Operating for several years out of a former elementary school at 185 Nassau Street, the University’s dance department was desperate for more space. “We have been up against a wall in terms of how many courses we can offer and at what times,” says Marshall. “We have been kind of frozen in terms of what we can offer. With the new building, we can involve more students.”

The new home for dance provides more space, under one roof. “We have had the Hagan Dance Studio at 185 Nassau and another large studio at New South, which is on the opposite side of the campus,” Marshall says. “That left students and faculty dashing across campus to get to meetings and classes. With all the faculty and studio courses now in the same building, I think drop-in conversations among students and faculty will be so much easier and healthier and productive for everyone.”

“I don’t think there is another department on campus that is experiencing such a sea change in the facility,” Yaffe says of the dance building. “There were so many things we weren’t interested in replicating from 185 Nassau, but the spirit of collaboration is something we wanted to build on. There is kind of a wonderful energy at 185, and our concern was to maintain and augment that in this new building. The connectivity between the pieces and the programs are part of that. There is also lounge space and stair circulation spaces that allow for impromptu collaborations. And that is key to how Princeton views the programs for the arts.”

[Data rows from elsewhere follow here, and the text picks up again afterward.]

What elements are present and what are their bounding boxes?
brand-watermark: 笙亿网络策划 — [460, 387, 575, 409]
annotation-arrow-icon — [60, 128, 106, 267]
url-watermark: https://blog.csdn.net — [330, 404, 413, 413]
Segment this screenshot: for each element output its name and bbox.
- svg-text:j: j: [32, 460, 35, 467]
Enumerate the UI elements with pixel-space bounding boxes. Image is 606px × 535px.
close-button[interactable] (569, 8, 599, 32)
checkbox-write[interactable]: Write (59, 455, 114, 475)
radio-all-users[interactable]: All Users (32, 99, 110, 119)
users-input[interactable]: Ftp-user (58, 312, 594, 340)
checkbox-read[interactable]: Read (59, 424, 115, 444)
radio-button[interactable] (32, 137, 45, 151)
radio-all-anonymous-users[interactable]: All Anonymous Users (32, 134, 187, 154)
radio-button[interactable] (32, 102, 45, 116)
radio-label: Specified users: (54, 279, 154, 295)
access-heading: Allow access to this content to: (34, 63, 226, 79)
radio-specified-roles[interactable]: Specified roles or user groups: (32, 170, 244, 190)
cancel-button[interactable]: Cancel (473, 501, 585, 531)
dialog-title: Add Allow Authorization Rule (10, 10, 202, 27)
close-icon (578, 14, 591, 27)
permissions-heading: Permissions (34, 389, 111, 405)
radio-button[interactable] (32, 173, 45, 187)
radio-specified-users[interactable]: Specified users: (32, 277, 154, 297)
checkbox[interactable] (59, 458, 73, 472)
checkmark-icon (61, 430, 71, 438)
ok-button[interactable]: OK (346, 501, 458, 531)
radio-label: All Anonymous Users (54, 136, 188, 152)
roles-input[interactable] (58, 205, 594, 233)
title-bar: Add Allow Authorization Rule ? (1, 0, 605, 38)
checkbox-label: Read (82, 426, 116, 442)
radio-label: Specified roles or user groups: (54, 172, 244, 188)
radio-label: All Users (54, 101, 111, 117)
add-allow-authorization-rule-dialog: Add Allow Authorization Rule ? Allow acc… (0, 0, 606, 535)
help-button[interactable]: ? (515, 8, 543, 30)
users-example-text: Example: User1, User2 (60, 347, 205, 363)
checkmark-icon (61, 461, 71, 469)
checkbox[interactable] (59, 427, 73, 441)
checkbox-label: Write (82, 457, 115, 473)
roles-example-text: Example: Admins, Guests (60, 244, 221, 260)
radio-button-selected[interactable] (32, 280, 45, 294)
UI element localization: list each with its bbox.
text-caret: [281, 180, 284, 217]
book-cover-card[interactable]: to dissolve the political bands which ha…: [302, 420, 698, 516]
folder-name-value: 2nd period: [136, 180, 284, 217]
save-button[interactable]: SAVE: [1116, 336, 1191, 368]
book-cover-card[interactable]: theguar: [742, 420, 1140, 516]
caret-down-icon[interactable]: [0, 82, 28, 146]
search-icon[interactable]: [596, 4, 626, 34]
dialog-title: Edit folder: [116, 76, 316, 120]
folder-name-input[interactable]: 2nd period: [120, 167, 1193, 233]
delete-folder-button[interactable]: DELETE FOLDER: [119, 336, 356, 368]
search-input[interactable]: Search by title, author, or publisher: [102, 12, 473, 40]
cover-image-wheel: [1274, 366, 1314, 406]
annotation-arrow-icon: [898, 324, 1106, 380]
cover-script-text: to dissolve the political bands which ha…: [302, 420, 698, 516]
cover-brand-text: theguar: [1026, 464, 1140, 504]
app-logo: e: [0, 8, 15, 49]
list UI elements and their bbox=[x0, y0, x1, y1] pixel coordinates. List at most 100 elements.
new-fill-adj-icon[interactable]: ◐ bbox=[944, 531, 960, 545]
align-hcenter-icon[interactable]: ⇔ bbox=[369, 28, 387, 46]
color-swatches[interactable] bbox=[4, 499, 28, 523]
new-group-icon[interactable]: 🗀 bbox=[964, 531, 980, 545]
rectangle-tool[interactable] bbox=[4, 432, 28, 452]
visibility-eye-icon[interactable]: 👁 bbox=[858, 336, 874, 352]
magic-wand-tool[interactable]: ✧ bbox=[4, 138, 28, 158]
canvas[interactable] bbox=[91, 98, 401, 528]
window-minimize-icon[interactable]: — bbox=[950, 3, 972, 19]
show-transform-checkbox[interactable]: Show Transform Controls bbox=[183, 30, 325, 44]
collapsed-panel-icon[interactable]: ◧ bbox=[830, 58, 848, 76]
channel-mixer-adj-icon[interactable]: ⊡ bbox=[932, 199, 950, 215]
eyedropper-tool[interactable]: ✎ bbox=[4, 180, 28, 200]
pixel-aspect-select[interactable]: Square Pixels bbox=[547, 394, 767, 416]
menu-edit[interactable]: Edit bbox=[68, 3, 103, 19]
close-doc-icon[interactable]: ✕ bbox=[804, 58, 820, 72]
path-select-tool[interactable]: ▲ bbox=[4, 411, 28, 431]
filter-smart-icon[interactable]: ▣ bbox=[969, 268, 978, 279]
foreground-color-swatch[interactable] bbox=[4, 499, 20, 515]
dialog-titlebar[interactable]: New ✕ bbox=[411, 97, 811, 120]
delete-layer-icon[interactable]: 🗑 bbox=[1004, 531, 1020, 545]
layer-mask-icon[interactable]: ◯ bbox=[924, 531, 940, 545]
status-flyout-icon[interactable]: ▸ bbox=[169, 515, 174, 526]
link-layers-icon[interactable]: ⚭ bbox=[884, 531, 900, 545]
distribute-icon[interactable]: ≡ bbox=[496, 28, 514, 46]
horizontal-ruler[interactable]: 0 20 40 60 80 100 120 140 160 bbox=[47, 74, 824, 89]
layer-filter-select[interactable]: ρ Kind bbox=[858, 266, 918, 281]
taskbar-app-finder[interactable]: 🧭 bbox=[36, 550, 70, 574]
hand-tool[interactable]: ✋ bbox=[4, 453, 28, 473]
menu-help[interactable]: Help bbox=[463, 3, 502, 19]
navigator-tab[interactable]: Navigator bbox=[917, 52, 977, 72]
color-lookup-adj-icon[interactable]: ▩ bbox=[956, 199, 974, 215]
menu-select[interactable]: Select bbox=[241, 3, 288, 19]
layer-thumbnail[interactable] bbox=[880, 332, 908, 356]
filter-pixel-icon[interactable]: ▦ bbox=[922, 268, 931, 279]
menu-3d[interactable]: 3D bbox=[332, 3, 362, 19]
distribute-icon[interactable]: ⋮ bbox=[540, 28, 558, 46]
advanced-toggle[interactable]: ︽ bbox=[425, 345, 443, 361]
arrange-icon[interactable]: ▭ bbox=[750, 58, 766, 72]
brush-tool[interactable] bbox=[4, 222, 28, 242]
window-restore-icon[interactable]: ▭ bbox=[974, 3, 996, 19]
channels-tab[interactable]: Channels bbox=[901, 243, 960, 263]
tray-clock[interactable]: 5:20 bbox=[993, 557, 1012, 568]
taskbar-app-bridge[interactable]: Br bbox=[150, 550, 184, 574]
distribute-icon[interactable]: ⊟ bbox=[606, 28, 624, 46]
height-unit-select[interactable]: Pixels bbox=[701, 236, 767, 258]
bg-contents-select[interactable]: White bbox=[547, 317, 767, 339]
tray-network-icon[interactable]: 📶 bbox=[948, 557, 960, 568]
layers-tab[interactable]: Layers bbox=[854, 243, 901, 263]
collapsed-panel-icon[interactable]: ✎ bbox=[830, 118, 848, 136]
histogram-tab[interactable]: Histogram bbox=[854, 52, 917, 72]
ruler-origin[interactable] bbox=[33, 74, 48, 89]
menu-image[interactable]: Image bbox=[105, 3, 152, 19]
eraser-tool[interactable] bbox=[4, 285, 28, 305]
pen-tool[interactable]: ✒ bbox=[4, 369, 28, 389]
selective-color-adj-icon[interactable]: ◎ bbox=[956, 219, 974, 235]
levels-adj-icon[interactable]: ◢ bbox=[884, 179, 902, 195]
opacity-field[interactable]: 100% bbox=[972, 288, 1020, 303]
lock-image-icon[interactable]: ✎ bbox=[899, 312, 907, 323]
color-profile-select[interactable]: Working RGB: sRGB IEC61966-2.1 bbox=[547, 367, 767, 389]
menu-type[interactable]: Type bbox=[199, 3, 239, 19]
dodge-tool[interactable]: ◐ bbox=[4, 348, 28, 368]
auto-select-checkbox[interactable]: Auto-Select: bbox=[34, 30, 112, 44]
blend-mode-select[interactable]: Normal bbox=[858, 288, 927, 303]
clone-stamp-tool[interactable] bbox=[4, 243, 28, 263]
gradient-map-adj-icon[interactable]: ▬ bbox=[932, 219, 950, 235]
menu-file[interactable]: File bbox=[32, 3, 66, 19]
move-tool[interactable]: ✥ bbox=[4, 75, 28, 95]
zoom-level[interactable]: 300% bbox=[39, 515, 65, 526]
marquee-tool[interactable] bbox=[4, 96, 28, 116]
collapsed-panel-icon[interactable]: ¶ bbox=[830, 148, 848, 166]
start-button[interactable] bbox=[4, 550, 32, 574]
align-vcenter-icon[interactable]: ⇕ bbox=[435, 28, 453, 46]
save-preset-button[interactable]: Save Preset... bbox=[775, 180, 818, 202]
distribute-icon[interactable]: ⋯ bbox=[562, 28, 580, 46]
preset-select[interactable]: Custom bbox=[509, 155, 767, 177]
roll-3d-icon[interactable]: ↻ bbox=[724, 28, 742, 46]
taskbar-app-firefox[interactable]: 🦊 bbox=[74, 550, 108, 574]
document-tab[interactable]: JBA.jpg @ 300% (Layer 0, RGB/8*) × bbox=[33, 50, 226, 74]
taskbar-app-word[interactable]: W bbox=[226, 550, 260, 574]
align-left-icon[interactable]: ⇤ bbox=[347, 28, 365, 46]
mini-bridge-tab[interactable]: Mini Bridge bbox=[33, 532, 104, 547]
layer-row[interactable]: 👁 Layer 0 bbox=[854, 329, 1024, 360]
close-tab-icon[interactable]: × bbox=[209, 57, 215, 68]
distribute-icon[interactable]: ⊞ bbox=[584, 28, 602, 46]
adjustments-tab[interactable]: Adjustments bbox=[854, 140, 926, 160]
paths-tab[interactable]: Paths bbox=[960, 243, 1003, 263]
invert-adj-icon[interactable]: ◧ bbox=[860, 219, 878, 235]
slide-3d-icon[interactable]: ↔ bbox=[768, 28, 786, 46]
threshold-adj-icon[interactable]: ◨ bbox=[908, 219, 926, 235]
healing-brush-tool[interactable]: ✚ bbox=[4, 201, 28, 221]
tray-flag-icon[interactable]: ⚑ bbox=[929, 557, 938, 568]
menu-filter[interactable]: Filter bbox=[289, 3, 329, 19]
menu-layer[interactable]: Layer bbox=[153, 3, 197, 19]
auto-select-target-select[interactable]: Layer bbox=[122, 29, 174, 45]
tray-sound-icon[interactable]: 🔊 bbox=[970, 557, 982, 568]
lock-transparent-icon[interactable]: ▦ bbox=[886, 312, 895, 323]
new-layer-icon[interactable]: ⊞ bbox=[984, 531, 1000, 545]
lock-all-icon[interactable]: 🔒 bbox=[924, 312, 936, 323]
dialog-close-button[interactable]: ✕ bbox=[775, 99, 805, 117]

Marshall expects that the arts complex will become a destination, “a natural hangout,” she says. “With its proximity to the new restaurants and McCarter Theatre, people will naturally come through our buildings. All of the spaces will make these three arts—dance, music, and theater—feel more tangible and available.”

The buildings are made of a variety of materials, including translucent glass. “It’s highly energy efficient and it allows for wonderful qualities of daylight,” says Yaffe. “At night, the building lights up and glows like a lantern.”

It has taken four years to turn what was formerly a parking lot, for the most part, into a new complex of buildings and landscaping that create a new gateway to Princeton. “We’re just thrilled with how it turned out,” says Yaffe, who has been working on the project for a decade. “We’ve loved walking directors and faculty and trustees and donors through, and it has really been a treat to see their reactions. I think the public will feel the same.”